I began this post in the aftermath of the Brexit vote and, still in shock, it remained blank. I felt unable to muster even the tiniest of farts for that hurricane of reaction, and so I limited myself to sharing on social media the observations of those with far more eloquence. But as I’ve lain awake this morning, just over 24 hours after the news, and having worked my way a little further through the five stages of grief – denial, anger, bargaining, depression, and acceptance – I began to think what it must have been like to have joined the EU in the first place.

One of the images I shared yesterday noted how the younger voters largely wished to stay, but the older voters wished to leave. The same graphic noted that the older voters would not have to live so long with their decision, and yet wasn’t it these same voters that took Britain into the EU, back in the 1970s, when it was ‘safer’ to remain as we had been?

Change is hard; even more so when you’re one of those people who don’t get what they want. The future is always uncertain, but even more so now, and my thoughts are with those more keenly affected than me: my British friends in Europe who are worried about being ejected from the country they call home, and on the flip side, my European friends in Britain. My fervent hope is that we find our way to remain as connected and to share with one another as much as I feel we need.

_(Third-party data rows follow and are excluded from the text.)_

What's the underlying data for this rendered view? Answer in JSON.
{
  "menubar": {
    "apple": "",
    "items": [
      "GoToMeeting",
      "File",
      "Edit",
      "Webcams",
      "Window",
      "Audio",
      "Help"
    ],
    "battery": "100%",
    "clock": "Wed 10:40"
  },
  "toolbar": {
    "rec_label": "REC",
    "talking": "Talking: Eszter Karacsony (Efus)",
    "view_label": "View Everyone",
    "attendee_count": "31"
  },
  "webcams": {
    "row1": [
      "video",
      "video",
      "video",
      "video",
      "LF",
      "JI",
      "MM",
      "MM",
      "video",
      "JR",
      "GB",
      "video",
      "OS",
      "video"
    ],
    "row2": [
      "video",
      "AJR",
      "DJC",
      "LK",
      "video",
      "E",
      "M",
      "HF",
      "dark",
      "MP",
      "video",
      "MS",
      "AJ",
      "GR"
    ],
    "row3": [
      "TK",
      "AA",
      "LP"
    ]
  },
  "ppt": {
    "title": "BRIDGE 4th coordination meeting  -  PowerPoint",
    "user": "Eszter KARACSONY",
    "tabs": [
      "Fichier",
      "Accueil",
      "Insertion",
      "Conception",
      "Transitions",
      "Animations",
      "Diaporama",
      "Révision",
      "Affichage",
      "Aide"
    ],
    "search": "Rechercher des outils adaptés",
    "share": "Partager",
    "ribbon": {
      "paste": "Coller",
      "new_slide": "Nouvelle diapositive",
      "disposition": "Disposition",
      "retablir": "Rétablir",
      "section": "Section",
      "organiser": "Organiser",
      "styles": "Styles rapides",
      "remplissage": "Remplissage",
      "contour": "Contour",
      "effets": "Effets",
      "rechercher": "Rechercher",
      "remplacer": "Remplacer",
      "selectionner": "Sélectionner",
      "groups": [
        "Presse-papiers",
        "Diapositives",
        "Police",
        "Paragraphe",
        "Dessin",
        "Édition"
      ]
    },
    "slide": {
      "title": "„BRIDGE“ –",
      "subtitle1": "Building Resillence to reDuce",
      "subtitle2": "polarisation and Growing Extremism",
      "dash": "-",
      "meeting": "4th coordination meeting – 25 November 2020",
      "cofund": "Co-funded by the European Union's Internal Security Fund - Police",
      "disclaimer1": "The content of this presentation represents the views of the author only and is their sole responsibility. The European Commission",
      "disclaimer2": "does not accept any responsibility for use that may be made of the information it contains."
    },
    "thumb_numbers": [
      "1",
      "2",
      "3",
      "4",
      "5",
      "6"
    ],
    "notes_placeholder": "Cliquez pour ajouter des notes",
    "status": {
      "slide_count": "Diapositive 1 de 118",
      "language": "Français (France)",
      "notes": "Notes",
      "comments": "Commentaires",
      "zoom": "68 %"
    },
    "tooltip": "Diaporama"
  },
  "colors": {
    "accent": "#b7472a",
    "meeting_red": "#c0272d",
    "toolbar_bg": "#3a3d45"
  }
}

I’m still flipping back and forth between those stages of grief and I haven’t quite left anger behind. Part of me is angry with myself that I didn’t do more, but the vote results came as a shock to me. I’ve been thinking on why. One of the reasons for that might be because I surround myself with people who think like me. Social media reinforces that by using algorithms to feed me with news articles they think I will like, and so my deluded bubble is reinforced. Instead I should be connecting with more people who are not like me. To connect with people who live in another country and call it ‘done’ is just cheating if those people still have a similar level of education, are from a similar socio-economic group, and have the same value set, etc. Instead I need to listen to people who don’t like Europe and who fear immigration. In the U.S. I need to listen to people who love guns, who want to vote for Trump…  because as long as I keep living in my secluded idealistic world, I’m not doing my bit to turn untied to united.